Já para o advogado Eduardo Diamantino, sócio do Diamantino Advogados, a proposta "incluiu finalmente a possibilidade expressa do produtor rural requerer a sua recuperação judicial".
Pela proposta, o produtor, para obter o benefício deve comprovar que exerce atividade por no mínimo 2 (dois) anos, por meio da apresentação da Escrituração Contábil Fiscal - ECF, se pessoa jurídica, pela apresentação de Livro Caixa Digital do Produtor Rural - LCDPR, ou documento similar. Ainda, dispões sobre a possibilidade deste optar pelo plano de recuperação especial similar ao destinado aos microempresários individuais, mas desde que o saldo devedor não ultrapasse o valor de R$ 4,8 milhões.

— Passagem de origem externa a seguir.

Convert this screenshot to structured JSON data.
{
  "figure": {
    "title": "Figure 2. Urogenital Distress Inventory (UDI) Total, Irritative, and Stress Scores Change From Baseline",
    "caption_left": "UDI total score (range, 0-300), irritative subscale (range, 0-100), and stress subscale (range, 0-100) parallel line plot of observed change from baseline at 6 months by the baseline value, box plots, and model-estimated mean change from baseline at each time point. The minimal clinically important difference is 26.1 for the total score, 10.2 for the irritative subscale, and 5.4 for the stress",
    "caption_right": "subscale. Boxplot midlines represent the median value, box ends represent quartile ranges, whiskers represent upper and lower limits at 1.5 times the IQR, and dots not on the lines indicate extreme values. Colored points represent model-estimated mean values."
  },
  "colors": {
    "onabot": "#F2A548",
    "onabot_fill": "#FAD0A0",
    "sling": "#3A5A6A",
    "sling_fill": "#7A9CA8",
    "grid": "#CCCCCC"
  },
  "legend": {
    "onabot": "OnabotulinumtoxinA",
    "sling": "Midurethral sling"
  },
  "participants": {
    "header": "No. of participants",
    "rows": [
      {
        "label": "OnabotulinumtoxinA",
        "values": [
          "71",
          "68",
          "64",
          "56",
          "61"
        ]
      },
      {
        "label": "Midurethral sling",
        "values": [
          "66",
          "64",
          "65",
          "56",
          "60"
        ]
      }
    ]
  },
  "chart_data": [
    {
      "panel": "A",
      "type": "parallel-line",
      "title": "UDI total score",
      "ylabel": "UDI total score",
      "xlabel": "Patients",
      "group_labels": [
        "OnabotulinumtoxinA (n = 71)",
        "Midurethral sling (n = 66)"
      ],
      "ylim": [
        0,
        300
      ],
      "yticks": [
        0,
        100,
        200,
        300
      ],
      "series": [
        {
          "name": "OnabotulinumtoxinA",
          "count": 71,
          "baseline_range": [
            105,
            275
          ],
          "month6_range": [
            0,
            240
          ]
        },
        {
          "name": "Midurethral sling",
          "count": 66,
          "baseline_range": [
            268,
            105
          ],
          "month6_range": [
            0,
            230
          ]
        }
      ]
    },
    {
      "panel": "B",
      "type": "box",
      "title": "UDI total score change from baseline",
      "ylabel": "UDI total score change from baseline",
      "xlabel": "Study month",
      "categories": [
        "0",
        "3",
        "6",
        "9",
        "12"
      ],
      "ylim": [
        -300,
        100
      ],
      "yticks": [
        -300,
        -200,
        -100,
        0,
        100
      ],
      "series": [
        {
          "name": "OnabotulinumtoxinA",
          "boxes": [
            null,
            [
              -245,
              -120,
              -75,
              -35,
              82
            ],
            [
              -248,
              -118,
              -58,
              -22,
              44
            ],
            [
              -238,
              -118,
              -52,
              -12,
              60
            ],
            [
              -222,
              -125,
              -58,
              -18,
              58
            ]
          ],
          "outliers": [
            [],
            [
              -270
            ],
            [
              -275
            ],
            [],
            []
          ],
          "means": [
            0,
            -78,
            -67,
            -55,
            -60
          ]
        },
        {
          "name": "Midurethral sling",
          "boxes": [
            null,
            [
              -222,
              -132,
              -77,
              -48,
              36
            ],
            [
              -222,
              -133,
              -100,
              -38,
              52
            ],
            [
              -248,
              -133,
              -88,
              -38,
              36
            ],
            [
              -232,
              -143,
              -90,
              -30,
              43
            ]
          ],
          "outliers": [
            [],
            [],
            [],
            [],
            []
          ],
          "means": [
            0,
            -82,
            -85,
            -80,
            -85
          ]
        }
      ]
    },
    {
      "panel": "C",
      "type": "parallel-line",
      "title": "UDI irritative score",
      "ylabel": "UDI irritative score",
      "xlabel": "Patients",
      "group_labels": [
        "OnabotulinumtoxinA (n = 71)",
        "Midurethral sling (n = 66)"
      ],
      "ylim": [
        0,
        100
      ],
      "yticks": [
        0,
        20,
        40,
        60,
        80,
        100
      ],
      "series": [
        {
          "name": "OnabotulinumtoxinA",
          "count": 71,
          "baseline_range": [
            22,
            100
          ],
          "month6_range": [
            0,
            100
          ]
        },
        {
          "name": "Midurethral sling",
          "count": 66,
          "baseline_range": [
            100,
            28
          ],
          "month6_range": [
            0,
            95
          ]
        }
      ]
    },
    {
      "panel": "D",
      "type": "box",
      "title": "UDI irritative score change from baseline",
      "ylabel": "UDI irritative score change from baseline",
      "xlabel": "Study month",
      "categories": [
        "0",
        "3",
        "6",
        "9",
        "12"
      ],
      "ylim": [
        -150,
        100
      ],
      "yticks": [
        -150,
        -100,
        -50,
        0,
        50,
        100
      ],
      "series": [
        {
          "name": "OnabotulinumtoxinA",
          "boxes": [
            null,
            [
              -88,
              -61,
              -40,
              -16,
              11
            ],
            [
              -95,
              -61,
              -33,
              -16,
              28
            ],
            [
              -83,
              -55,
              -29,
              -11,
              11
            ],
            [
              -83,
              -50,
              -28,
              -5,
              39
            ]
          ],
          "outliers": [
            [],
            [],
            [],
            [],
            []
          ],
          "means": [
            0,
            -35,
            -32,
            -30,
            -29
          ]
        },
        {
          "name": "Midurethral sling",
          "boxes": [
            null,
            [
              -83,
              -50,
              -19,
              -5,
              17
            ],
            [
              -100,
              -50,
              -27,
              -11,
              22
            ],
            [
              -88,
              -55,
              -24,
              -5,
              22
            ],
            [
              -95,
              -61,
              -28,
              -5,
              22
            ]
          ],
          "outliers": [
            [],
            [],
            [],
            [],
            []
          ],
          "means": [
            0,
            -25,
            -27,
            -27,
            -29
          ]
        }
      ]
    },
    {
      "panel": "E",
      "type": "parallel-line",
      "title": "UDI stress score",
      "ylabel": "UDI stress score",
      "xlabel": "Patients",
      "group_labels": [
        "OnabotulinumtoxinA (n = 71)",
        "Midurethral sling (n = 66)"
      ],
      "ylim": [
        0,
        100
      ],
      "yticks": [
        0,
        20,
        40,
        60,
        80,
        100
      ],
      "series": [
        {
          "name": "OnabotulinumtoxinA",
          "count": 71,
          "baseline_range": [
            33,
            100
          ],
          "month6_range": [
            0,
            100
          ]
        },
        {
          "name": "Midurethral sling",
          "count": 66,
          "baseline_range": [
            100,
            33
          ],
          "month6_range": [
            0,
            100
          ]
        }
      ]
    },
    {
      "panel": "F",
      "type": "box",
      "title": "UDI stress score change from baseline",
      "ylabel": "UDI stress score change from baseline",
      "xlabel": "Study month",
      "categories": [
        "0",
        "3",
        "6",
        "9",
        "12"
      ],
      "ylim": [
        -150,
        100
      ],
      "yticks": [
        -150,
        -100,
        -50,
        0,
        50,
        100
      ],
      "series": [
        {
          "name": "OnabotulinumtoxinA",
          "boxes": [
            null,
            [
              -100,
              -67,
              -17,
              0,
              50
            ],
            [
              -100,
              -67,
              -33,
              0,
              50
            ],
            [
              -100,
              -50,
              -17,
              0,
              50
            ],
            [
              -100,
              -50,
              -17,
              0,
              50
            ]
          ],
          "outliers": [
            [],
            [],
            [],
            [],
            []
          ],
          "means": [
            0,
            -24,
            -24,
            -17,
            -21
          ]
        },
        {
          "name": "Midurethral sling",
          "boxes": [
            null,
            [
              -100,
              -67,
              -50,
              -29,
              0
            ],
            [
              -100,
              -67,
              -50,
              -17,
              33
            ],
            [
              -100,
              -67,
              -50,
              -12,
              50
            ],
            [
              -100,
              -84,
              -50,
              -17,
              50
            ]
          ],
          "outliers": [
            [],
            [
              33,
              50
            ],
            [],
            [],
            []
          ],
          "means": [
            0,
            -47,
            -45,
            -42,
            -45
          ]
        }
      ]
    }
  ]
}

"Porém, nem tudo são flores. Isso porque o mesmo projeto visa a alteração da Lei n° 8.929/94 quanto a não sujeição da CPR -Física aos efeitos da recuperação judicial. Na emissão da CPR Física, o agricultor recebe dinheiro do investidor e garante pagar de volta com o produto (soja, milho, etc). A medida pode fazer sentido para o agente financiador, mas pode gerar desconforto ao produtor, pois como cumprirá a obrigação em caso da perda de safra? A proposta até tenta trazer algum alento porque discorre que em caso de força maior é possível obter a suspensão da obrigação, porém determina que caberá ao MAPA definir o que será hipótese de caso fortuito e de força maior. Isto é, a norma tal como está acaba gerando uma insegurança jurídica, porque, por mero ato administrativo (portaria) poderão ser alterados os critérios legais, o que não faz muito sentido, ainda mais quando esse órgão está sujeito a pressões políticas. Melhor seria se a lei trouxesse rol com critérios objetivos e razoáveis, ainda que caráter exemplificativo", explica.
Mas, segundo ele, isso nem de longe é o pior. "O projeto discorre ainda que o crédito rural (Lei n. 4.829/65) também não se sujeitará aos efeitos da medida. Esse fato torna a recuperação do pequeno produtor inviável, já que boa parcela dos recursos obtidos vem dessa forma de financiamento. Esperamos que no Senado tais questões sejam revistas porque, nos moldes atuais, a lei será para poucos", conclui.